By Cade Leebron.
TRIGGER WARNING This article or section, or pages it links to, contain information about sexual assault and/or rape which may be triggering to survivors.
survivor. I don’t feel like a survivor of anything. Sometimes I think that one girl died on a bed in a dorm room on her third day of college; she died in his bed while he was fucking her, raping her, whatever. Another girl was born in her place and she rose, gasping, like a phoenix and ran from the room. She was a virgin. Nobody had ever fucked her, raped her, whatever. She was brand new, and she stumbled to a different dorm room and collapsed on the floor and then eventually crawled into the dead girl’s bed and fell asleep and in the morning she took a shower.
Three and a half years later, in April of my senior year, it still feels like a lie to call myself a survivor, I still don’t feel like I survived at all. I’m sitting on a carpeted floor, the institutional carpet leaving an imprint of its texture on the bottoms of my thighs, and I look around and start to speak to the people on all sides, unsure of which way to look. It feels wrong to start my sentence with as a survivor, but I say it anyway.
We are here, at this meeting of the Wesleyan University Student Assembly, to have a community discussion regarding sexual assault on campus and the role of fraternities, if fraternities should be dismantled or co-educated in order to combat rape culture, if fraternities contribute to rape culture at all. I turn to look at the back of the room and I see rows upon rows of massive men, fraternity brothers. They are just so much bigger than me that it is shocking. Why do they get the chairs? How did they get so big? I have seen them in the dining halls, their plates piled high with what would be several meals for me, but they didn’t seem so large then. Now here they are, massive men sitting in comically small chairs, perhaps those chairs were meant for small and fragile people like me who are instead down here on the floor. I don’t usually feel small. And I do know why they got the chairs, it is because they got here first, and I know what this must look like: they care more, we the women don’t care enough, we showed up a little late. The truth is that we didn’t show up late, we were here, wandering around the student center and avoiding entering this particular room, getting coffee and pretending to text, doing anything to not come here until the last minute. We were hesitant, maybe a little afraid, they were not. But we are here now, I am here. And so I say things, I add my voice to this war that’s happening very politely in this room, I say, according to the transcript, to the members of fraternities: if you care about women, why don’t you want to share this with them?

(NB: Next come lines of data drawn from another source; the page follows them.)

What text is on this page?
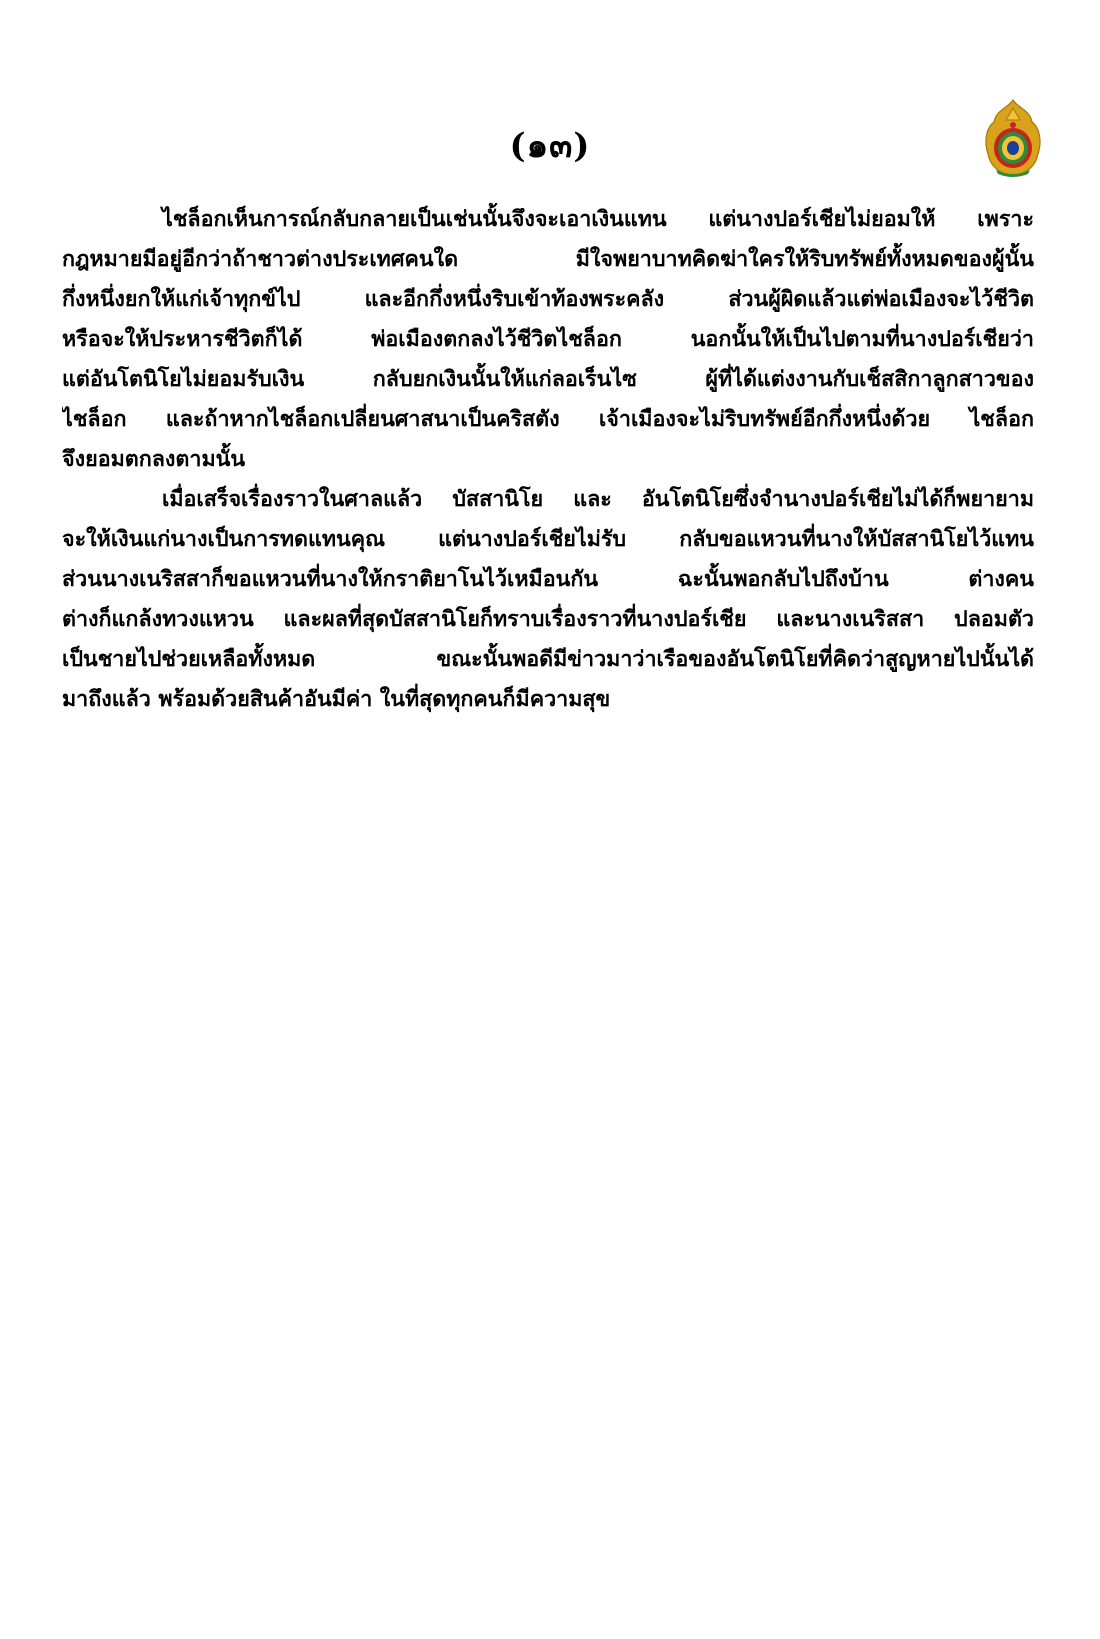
(๑๓)
ไชล็อกเห็นการณ์กลับกลายเป็นเช่นนั้นจึงจะเอาเงินแทน แต่นางปอร์เชียไม่ยอมให้ เพราะ
กฎหมายมีอยู่อีกว่าถ้าชาวต่างประเทศคนใด มีใจพยาบาทคิดฆ่าใครให้ริบทรัพย์ทั้งหมดของผู้นั้น
กึ่งหนึ่งยกให้แก่เจ้าทุกข์ไป และอีกกึ่งหนึ่งริบเข้าท้องพระคลัง ส่วนผู้ผิดแล้วแต่พ่อเมืองจะไว้ชีวิต
หรือจะให้ประหารชีวิตก็ได้ พ่อเมืองตกลงไว้ชีวิตไชล็อก นอกนั้นให้เป็นไปตามที่นางปอร์เชียว่า
แต่อันโตนิโยไม่ยอมรับเงิน กลับยกเงินนั้นให้แก่ลอเร็นไซ ผู้ที่ได้แต่งงานกับเช็สสิกาลูกสาวของ
ไชล็อก และถ้าหากไชล็อกเปลี่ยนศาสนาเป็นคริสตัง เจ้าเมืองจะไม่ริบทรัพย์อีกกึ่งหนึ่งด้วย ไชล็อก
จึงยอมตกลงตามนั้น
เมื่อเสร็จเรื่องราวในศาลแล้ว บัสสานิโย และ อันโตนิโยซึ่งจำนางปอร์เชียไม่ได้ก็พยายาม
จะให้เงินแก่นางเป็นการทดแทนคุณ แต่นางปอร์เชียไม่รับ กลับขอแหวนที่นางให้บัสสานิโยไว้แทน
ส่วนนางเนริสสาก็ขอแหวนที่นางให้กราติยาโนไว้เหมือนกัน ฉะนั้นพอกลับไปถึงบ้าน ต่างคน
ต่างก็แกล้งทวงแหวน และผลที่สุดบัสสานิโยก็ทราบเรื่องราวที่นางปอร์เชีย และนางเนริสสา ปลอมตัว
เป็นชายไปช่วยเหลือทั้งหมด ขณะนั้นพอดีมีข่าวมาว่าเรือของอันโตนิโยที่คิดว่าสูญหายไปนั้นได้
มาถึงแล้ว พร้อมด้วยสินค้าอันมีค่า ในที่สุดทุกคนก็มีความสุข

I’m sure that’s not how I said it, I know I said something about how siblinghood can be just as meaningful as brotherhood, how coeducation is a viable option, and something about how as a survivor, I feel safer in co-ed spaces, but I don’t remember exactly how I said it and the transcript is available online. It’s accurate enough.
I know that in the context of the world, a big place almost entirely full of crime and genocide and war and hatred and dead or abused children and terrorism, if you believe CNN, this is a very tiny little battle in this carpeted room. This is a group of college students at an extremely liberal liberal arts college arguing over whether or not men get to have clubs and call them fraternities and not let women join. And if we the women don’t fight against it, if we let these fraternities continue to exist, let men be together in this way, are they more likely to rape us? And are there enough of them for it to matter? Only three campus fraternities own houses. This whole situation feels artificial and surreal. We are having a conversation facilitated and policed by members of the student government and the administration. We are not allowed to laugh at each other or speak out of turn. A woman speaks, she says that the president of a fraternity called her a slut at a party recently. In response, the president of that fraternity introduces himself and then calmly attempts to explain it away, he says she was dancing inappropriately at his fraternity and that’s why he called her a slut, she was just dancing that way, dancing like a slut. As if this is justification. As if we should not notice that he is white and she is black and he is policing her body and the way it moves in his privileged space. We are shushed by student assembly members for booing him and then we sit quietly, chastised, waiting our turn, as the meeting continues. The minutes make no mention of this incident. The administrators, the supposed adults here, sit in a row of chairs against the windows to the right, they are silent. My campus therapist is among them, sometimes we make eye contact and then look away. This is a very orderly kind of pain. And it has become the reality, the vocabulary of my life. I’ve gotten so sucked into it, using these words, triggered, survivor, rape culture, so easily that someone might think it’s what I actually mean.